Yates, in a memo sent to her staff, had said the Justice Department would not defend the administration’s executive action to temporarily ban refugees from around the world and immigrants from seven majority-Muslim countries. This would have left the government without a legal defense in court cases against the executive order.

Arguing that her department’s obligation is “to always seek justice and stand for what is right,” Yates wrote: “I am not convinced that the defense of the Executive Order is consistent with these responsibilities nor am I convinced that the Executive Order is lawful.”

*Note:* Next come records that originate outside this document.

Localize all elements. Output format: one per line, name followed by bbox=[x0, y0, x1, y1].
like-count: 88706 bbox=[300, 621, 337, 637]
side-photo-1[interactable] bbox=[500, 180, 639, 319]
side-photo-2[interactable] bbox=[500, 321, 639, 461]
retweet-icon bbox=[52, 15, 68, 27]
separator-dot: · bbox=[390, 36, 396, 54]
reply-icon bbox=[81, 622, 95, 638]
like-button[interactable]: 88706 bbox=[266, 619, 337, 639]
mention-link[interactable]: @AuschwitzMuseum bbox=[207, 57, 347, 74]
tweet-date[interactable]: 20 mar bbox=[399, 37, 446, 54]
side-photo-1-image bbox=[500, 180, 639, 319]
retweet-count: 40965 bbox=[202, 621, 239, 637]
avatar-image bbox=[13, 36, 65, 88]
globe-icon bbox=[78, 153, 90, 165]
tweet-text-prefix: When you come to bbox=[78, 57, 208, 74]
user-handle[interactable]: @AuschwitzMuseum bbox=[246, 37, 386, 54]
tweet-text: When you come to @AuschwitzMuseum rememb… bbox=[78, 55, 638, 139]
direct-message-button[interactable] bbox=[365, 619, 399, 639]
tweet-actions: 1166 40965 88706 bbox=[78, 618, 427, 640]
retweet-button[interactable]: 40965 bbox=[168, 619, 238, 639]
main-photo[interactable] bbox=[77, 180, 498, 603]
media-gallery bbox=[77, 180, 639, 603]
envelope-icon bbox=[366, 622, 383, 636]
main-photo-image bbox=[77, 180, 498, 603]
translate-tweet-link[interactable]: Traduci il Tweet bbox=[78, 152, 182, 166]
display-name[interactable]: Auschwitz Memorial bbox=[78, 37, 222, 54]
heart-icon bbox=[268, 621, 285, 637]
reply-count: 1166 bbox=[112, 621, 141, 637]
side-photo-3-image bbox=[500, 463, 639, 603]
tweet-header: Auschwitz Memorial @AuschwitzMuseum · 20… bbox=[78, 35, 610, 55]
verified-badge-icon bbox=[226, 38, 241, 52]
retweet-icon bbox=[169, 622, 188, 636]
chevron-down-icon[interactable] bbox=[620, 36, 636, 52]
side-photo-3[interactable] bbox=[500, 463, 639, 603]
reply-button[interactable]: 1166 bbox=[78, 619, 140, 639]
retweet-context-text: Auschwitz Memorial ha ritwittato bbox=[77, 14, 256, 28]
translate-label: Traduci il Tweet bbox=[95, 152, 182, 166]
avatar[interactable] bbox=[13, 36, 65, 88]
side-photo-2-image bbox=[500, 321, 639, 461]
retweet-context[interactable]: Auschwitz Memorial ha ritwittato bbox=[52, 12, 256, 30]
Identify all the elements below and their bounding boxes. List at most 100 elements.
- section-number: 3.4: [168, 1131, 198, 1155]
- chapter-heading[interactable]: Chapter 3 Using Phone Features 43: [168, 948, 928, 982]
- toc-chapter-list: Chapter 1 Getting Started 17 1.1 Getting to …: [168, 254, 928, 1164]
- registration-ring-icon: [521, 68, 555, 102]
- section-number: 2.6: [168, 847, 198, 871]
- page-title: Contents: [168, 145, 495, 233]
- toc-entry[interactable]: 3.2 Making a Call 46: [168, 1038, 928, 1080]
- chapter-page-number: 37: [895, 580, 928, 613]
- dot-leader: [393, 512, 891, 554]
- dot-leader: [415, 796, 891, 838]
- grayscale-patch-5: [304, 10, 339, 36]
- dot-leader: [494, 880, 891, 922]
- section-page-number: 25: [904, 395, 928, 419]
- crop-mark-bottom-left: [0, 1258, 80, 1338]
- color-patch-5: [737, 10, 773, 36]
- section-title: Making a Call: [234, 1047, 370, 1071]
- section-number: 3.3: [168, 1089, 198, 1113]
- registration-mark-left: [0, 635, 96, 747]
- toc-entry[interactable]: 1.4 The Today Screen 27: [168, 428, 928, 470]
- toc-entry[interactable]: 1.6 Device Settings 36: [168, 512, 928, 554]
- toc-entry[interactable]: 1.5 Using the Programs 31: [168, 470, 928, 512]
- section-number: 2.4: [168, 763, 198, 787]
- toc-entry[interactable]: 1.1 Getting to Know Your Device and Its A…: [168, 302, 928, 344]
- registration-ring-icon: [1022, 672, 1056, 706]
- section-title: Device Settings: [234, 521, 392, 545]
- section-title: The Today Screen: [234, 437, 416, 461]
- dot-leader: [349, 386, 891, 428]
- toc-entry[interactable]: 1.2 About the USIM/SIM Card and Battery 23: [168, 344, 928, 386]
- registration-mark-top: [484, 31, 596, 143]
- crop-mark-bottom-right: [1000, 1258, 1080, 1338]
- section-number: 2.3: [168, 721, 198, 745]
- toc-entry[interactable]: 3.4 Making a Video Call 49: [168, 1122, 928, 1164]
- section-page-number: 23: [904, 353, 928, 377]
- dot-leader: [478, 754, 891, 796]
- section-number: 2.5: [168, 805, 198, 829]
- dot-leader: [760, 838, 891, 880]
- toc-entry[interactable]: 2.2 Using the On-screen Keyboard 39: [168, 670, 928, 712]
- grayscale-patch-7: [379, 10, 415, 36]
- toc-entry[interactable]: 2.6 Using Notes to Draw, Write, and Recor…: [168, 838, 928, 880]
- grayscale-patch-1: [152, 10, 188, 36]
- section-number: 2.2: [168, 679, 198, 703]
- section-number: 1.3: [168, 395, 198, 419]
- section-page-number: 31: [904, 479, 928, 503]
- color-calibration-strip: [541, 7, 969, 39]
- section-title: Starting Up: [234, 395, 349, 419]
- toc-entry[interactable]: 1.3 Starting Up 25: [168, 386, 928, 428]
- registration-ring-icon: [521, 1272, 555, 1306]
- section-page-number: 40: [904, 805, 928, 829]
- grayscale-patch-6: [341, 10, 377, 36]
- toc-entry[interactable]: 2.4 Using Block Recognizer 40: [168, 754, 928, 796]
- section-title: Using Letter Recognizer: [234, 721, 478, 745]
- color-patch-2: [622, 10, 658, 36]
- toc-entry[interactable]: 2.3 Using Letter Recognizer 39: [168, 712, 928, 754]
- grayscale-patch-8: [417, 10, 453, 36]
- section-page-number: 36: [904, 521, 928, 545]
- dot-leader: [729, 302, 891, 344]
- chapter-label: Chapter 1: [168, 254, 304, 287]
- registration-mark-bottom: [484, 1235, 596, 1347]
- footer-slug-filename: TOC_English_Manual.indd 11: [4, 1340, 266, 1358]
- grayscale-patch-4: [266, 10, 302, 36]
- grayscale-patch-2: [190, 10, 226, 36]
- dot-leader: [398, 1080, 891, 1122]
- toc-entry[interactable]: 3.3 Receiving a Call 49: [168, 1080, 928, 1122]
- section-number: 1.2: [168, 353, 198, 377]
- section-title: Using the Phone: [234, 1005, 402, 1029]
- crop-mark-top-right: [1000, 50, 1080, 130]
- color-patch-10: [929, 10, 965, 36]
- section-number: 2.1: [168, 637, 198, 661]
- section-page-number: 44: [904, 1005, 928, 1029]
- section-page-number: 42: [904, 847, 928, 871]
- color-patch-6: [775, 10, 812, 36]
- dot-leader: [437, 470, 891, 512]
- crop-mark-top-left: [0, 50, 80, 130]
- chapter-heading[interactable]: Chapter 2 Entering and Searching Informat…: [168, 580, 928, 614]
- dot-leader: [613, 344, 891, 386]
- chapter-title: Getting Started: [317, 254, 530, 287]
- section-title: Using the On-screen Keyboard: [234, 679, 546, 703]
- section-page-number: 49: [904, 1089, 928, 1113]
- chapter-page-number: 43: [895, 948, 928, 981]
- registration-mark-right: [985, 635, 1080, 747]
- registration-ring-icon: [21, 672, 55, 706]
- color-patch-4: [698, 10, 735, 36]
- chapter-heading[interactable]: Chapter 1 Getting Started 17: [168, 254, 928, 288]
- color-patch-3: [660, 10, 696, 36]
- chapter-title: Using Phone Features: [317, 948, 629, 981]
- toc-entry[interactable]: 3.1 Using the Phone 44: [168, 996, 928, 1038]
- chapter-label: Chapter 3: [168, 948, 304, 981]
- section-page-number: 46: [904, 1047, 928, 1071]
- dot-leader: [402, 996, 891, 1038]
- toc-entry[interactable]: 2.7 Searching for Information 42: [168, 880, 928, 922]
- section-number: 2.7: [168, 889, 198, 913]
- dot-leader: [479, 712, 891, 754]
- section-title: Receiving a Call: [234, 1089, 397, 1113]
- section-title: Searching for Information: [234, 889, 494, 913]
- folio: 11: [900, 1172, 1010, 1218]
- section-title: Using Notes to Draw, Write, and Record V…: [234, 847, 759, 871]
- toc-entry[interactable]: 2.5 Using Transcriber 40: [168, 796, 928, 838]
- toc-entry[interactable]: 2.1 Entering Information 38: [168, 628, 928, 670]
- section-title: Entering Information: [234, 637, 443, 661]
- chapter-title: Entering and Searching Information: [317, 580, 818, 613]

A statement about her replacement, posted to Trump’s Facebook page, specified that the executive order was approved by the Justice Department’s Office of Legal Counsel. Yates had addressed the OLC’s ruling in her statement to staff, explaining:

My role is different from that of the Office of Legal Counsel (OLC), which, through administrations of both parties, has reviewed Executive Orders for form and legality before they are issued. OLC’s review is limited to the narrow question of whether, in OLC’s view, a proposed Executive Order is lawful on its face and properly drafted. Its review does not take account of statements made by an administration or it surrogates close in time to the issuance of an Executive Order that may bear on the order’s purpose. And importantly, it does not address whether any policy choice embodied in an Executive Order is wise or just.

The White House statement accuses her of having “betrayed” the department by refusing to enforce the order.

“Tonight, President Trump relieved Ms. Yates of her duties and subsequently named Dana Boente” as her replacement, the statement says.

Boente has worked in the criminal section of the Justice Department’s tax division, and was an assistant US attorney in the fraud unit of the eastern district of Virginia. In 2012, he was appointed by former US attorney general Eric Holder to serve a US attorney for the eastern district of Louisiana. He returned to the eastern Virginia office in 2013 as acting US attorney for the district, and dropped the “acting” from his title in 2015 after being nominated by former US president Barack Obama and confirmed by the US Senate.

This story has been updated with additional information from Yates’ and the White House’s statements.